Dem Daimler-Chef zufolge war der Absatz in den USA im vergangenen halben Jahr rückläufig; dies führte Zetsche aber vor allem auf die sehr niedrigen Kraftstoffpreise zurück. Der Anteil von Diesel-Fahrzeugen am US-Absatz von Mercedes liege bei nur fünf Prozent. «In Europa haben wir bis zum Januar keinerlei Effekt gesehen.» Er stellte für sein Unternehmen einen Absatzzuwachs auf dem Heimatkontinent ähnlich wie im Vorjahr in Aussicht - Mercedes-Benz legte 2015 in Europa um 10,5 Prozent zu. Der Herstellerverband ACEA erwartet in Europa für 2016 ein Plus von zwei Prozent auf rund 14 Millionen verkaufte Pkw.

BMW: Westeuropa entwickelt sich gut

Laut BMW-Chef Krüger läuft es in Märkten wie England, Spanien, Italien und Frankreich gut. Nach dem starken Vorjahr kündigte er für sein Unternehmen ein Plus «im oberen einstelligen Bereich» in Europa an. Weil das Wachstum in China langsamer ausfalle, werde der weltweite Konzernabsatz 2016 im niedrigen einstelligen Prozentbereich zulegen. Zetsche sprach von einem weiter sehr guten Momentum auf dem weltgrössten Automarkt. Mercedes hatte in China 2015 fast ein Drittel mehr Autos verkauft.

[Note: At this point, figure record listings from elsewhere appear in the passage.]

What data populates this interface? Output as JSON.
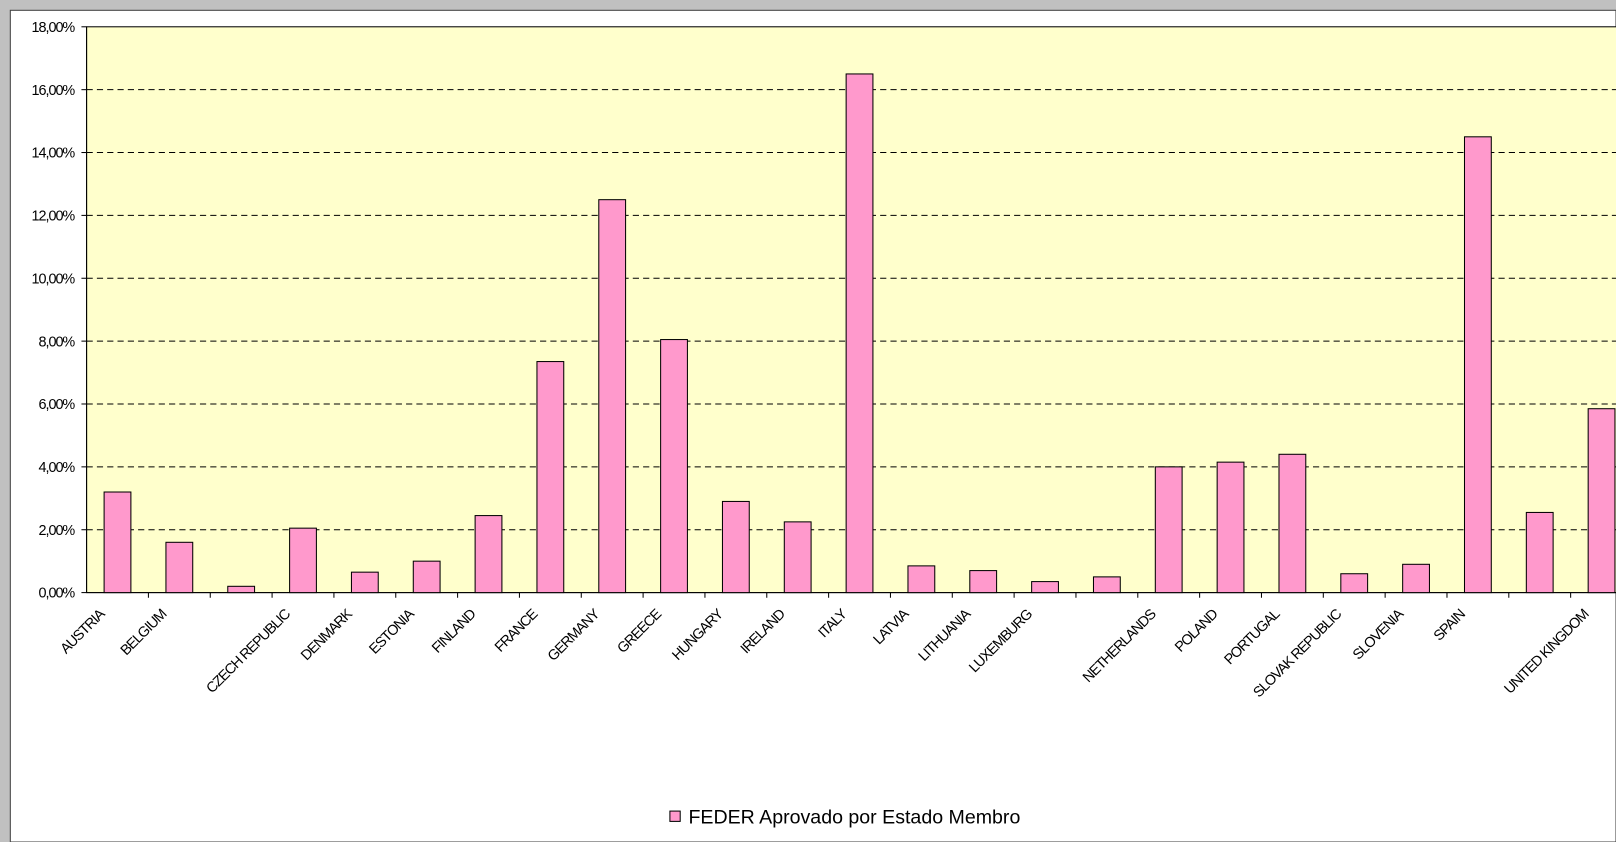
{
  "chart_data": {
    "type": "bar",
    "categories": [
      "AUSTRIA",
      "BELGIUM",
      null,
      "CZECH REPUBLIC",
      "DENMARK",
      "ESTONIA",
      "FINLAND",
      "FRANCE",
      "GERMANY",
      "GREECE",
      "HUNGARY",
      "IRELAND",
      "ITALY",
      "LATVIA",
      "LITHUANIA",
      "LUXEMBURG",
      null,
      "NETHERLANDS",
      "POLAND",
      "PORTUGAL",
      "SLOVAK REPUBLIC",
      "SLOVENIA",
      "SPAIN",
      null,
      "UNITED KINGDOM"
    ],
    "series": [
      {
        "name": "FEDER Aprovado por Estado Membro",
        "color": "#ff99cc",
        "values": [
          3.2,
          1.6,
          0.2,
          2.05,
          0.65,
          1.0,
          2.45,
          7.35,
          12.5,
          8.05,
          2.9,
          2.25,
          16.5,
          0.85,
          0.7,
          0.35,
          0.5,
          4.0,
          4.15,
          4.4,
          0.6,
          0.9,
          14.5,
          2.55,
          5.85
        ]
      }
    ],
    "ylim": [
      0,
      18
    ],
    "yticks": [
      {
        "value": 0,
        "label": "0,00%"
      },
      {
        "value": 2,
        "label": "2,00%"
      },
      {
        "value": 4,
        "label": "4,00%"
      },
      {
        "value": 6,
        "label": "6,00%"
      },
      {
        "value": 8,
        "label": "8,00%"
      },
      {
        "value": 10,
        "label": "10,00%"
      },
      {
        "value": 12,
        "label": "12,00%"
      },
      {
        "value": 14,
        "label": "14,00%"
      },
      {
        "value": 16,
        "label": "16,00%"
      },
      {
        "value": 18,
        "label": "18,00%"
      }
    ],
    "grid": true,
    "legend": "bottom",
    "plot_background": "#ffffcc"
  }
}
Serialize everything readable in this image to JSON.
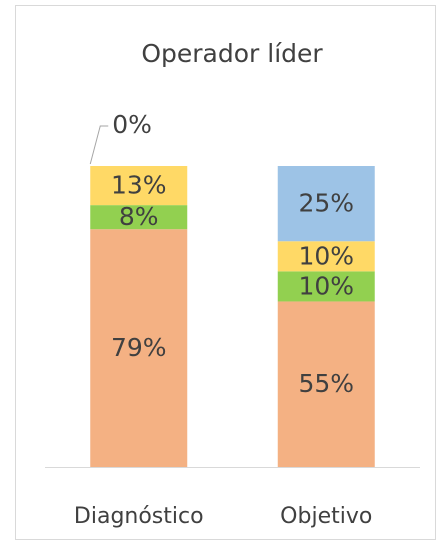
{
  "chart_data": {
    "type": "stacked_bar",
    "title": "Operador líder",
    "categories": [
      "Diagnóstico",
      "Objetivo"
    ],
    "series": [
      {
        "color": "#f4b183",
        "values": [
          79,
          55
        ],
        "value_labels": [
          "79%",
          "55%"
        ]
      },
      {
        "color": "#92d050",
        "values": [
          8,
          10
        ],
        "value_labels": [
          "8%",
          "10%"
        ]
      },
      {
        "color": "#ffd966",
        "values": [
          13,
          10
        ],
        "value_labels": [
          "13%",
          "10%"
        ]
      },
      {
        "color": "#9dc3e6",
        "values": [
          0,
          25
        ],
        "value_labels": [
          "0%",
          "25%"
        ]
      }
    ],
    "ylim": [
      0,
      100
    ]
  }
}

Krüger sagte weiter, BMW werde sich die Entwicklung im Iran «ganz in Ruhe» anschauen. Präsident Hassan Ruhani kündigte am Dienstag an, die Autobranche seines Landes komplett privatisieren und wettbewerbsfähig machen zu wollen. Dazu sollten die iranischen Hersteller eng mit ausländischen Unternehmen zusammenarbeiten. Erste Autobauer haben bereits ihre Fühler in die Islamische Republik ausgestreckt. Daimler vereinbarte etwa mit dem grössten Hersteller des Landes, Khodro, eine Kooperation bei Nutzfahrzeugen.